External validation error on a single database with multiple cohort ids as subgroup evaluations.

nbehzad commented 1 year ago

Describe the bug This may not be considered a bug because this type of functionality may not be anticipated during the design of this function.

A single model can be validated on multiple databases using the externalValidationDbPlp function. However, when I want to validate a single model using multiple validationDatabaseDetails with the same database names but different target ids (demonstrating particular subsets of the target cohort), their results are overwritten. This is because the result of external validation is defined solely by the database name and analysis id. This may be fixed by including the target id in the database name when saving the results.

jreps commented 1 year ago

I think, currently the validation loads every model and then saves the results to the Validation/data/developmentModelAnalysisName folder. The assumption was external validation uses the same settings as the development data, but in the recent PLP this was made more flexible. But, as you point out, the saving was not made flexible.

When PLP was originally written, it used the folder names for the shiny app so link the model development and validation, but now it is more advanced and compares the modelDesigns and other settings to know whether development and validation results are linked. This is a long way of saying, we no longer care about the result folder name, so we are not restricted to using the developmentModelAnalysisNames.
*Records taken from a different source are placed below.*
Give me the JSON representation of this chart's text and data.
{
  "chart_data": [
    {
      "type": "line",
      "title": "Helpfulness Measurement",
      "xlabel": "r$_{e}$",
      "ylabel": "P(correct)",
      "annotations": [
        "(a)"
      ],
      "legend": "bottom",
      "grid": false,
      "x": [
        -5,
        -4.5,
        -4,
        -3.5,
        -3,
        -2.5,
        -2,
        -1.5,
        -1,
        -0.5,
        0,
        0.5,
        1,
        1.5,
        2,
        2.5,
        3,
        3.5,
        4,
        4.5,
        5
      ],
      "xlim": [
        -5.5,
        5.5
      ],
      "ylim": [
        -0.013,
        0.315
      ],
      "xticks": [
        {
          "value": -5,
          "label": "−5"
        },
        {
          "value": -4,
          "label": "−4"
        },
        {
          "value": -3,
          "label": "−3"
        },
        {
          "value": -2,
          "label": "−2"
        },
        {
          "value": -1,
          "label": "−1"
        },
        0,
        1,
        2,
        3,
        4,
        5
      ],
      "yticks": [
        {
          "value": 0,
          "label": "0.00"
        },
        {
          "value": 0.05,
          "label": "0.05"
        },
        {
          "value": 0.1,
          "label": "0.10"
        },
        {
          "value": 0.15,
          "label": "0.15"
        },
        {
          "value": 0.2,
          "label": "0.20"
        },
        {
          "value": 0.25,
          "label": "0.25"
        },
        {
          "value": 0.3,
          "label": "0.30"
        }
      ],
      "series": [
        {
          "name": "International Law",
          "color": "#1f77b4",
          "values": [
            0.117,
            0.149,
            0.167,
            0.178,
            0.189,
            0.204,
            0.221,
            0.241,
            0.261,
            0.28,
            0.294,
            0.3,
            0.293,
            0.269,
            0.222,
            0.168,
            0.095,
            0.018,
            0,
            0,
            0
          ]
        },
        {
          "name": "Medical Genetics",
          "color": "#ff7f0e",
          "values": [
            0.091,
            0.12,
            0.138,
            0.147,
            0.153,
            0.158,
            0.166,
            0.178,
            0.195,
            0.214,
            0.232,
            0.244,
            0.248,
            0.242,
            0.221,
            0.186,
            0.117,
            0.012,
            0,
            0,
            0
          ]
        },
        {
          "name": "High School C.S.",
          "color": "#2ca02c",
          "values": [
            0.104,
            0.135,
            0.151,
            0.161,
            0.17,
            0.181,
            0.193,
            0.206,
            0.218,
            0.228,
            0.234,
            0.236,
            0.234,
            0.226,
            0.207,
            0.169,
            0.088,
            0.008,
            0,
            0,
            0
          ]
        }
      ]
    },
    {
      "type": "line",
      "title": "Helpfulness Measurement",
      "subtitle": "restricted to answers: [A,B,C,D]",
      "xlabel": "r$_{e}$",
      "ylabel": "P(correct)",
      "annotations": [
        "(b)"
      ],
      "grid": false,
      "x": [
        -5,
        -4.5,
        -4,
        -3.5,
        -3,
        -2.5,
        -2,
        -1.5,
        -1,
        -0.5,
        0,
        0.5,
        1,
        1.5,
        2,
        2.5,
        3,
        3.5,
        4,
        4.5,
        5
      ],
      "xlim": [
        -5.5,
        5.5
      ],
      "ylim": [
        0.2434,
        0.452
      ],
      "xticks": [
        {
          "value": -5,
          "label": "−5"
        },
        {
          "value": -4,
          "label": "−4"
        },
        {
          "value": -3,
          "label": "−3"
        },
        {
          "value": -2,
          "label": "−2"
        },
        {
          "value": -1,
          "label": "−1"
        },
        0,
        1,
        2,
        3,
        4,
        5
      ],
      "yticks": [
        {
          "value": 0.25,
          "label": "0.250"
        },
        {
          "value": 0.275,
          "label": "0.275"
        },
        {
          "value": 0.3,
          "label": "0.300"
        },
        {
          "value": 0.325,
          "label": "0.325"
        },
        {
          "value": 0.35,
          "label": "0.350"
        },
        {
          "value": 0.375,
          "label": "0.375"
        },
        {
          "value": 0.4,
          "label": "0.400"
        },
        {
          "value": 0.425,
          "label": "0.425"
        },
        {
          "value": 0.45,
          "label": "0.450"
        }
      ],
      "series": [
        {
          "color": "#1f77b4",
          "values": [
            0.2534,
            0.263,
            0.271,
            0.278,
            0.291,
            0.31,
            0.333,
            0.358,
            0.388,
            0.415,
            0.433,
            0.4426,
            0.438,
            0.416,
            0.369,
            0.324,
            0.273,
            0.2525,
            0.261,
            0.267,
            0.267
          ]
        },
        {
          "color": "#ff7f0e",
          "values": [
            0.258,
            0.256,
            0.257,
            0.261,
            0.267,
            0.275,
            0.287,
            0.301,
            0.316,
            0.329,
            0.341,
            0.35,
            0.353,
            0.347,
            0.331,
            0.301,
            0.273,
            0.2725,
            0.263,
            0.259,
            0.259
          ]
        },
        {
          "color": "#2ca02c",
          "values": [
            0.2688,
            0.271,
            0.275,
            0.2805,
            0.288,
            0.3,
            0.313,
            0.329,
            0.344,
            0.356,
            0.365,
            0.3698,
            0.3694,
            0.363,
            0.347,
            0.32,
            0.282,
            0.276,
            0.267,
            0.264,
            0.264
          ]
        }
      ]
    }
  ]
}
So, I think a solution could be:

add a runInfo.csv into each Validation/database folder that contains the columns: 'resultId', 'modelLocation', 'validationTargetId', 'validationOutcomeId', 'validationRestrictDataSetting', 'validationTARsetting'
save each result as 'Analysis_resultId' or 'Result_resultId' inside Validation/database

Then when somebody runs a validation, if the runInfo.csv exists, a new row will be added (with +1 to the resultId) with the validation settings otherwise runInfo.csv will be created with a new row. This will track everything that is validated. The results will be saved with in a folder named either 'Analysis_resultId' or 'Result_resultId' .

This will let people validate multiple times in the same database, but perhaps that is good as the database version may change.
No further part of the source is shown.